A directory is a location for storing files on a computer. It’s a file system cataloging structure that contains references to other files or directories. Folders and files are organized into a hierarchical structure, meaning it’s organized in a way that resembles a tree. For example, a directory contained inside another directory is called a subdirectory. The terms parent and child are often used to refer to directories and subdirectories, respectively. The top-most directory in a file system is known as the root directory. Think of a directory as a filing cabinet that contains folders. Within these folders are files.
File systems use directories to organize files within a storage device such as a hard disk drive or solid state drive. System files may be located in one directory, while user files may be stored in another. Hierarchical file systems that include directories are Linux, MS-DOS, OS/2, and Unix. It’s worth noting that in a GUI such as Microsoft Windows, directories are known as folders.

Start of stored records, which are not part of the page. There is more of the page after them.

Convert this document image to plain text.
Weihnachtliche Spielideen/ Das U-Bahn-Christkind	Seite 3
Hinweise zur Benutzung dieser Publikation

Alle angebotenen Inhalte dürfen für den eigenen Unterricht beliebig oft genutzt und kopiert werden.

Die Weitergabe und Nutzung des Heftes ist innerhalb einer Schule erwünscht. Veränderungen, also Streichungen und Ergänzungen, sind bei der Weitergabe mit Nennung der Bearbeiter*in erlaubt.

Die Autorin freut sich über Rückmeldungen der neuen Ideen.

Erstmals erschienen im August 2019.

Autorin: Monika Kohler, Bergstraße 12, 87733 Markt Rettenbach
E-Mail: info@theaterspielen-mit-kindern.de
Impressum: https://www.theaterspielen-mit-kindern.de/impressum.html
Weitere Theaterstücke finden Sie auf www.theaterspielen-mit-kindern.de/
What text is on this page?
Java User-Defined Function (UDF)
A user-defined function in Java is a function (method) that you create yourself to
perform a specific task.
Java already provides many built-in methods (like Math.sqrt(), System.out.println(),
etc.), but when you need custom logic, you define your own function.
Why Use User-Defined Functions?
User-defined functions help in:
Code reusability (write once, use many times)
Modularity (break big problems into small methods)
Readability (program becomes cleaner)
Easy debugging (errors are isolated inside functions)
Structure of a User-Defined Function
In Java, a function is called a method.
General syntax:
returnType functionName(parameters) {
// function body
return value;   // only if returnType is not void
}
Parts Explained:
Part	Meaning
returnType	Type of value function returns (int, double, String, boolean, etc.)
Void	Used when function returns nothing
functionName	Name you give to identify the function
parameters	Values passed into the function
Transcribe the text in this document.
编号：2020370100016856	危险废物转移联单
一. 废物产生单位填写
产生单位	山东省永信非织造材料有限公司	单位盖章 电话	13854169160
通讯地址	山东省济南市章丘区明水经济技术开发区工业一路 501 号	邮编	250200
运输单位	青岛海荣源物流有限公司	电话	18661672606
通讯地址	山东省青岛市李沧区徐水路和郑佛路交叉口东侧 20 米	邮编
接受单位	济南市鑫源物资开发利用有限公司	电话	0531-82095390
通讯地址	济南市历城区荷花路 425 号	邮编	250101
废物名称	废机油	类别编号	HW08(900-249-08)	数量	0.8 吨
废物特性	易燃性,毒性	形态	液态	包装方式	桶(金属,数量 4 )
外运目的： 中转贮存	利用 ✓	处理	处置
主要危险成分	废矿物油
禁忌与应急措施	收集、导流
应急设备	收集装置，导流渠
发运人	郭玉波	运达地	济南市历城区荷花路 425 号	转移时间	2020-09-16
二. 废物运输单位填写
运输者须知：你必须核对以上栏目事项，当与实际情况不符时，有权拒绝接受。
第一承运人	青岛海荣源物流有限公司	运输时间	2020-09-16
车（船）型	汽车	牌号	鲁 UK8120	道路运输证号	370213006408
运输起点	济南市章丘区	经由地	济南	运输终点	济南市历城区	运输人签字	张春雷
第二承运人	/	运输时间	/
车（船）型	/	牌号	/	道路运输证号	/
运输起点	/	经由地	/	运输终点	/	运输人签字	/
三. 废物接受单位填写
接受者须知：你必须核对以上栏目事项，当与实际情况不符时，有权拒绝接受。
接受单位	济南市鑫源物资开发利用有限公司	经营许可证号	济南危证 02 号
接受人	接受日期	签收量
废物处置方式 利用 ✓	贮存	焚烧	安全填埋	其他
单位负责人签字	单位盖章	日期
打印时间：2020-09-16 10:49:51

By storing specific types of files in a folder, information can be easily accessed. Programs can be stored in a directory as well. When a program is installed, its files are stored in a directory that contains subdirectories with many files related to the program. Because of the directory, files are less likely to get overwritten, modified, or deleted by other programs.
To access a file within a directory, the names of all directories above it may need to be specified. To do this, a path will need to be specified. A path specifies a unique location by following the directory tree hierarchy expressed in a string of characters in which path components represent each directory. The delimiting character is most commonly a slash or a colon. With DOS and Windows the root directory is a backslash (). With Linux and Unix systems, the root directory is a forward slash (/).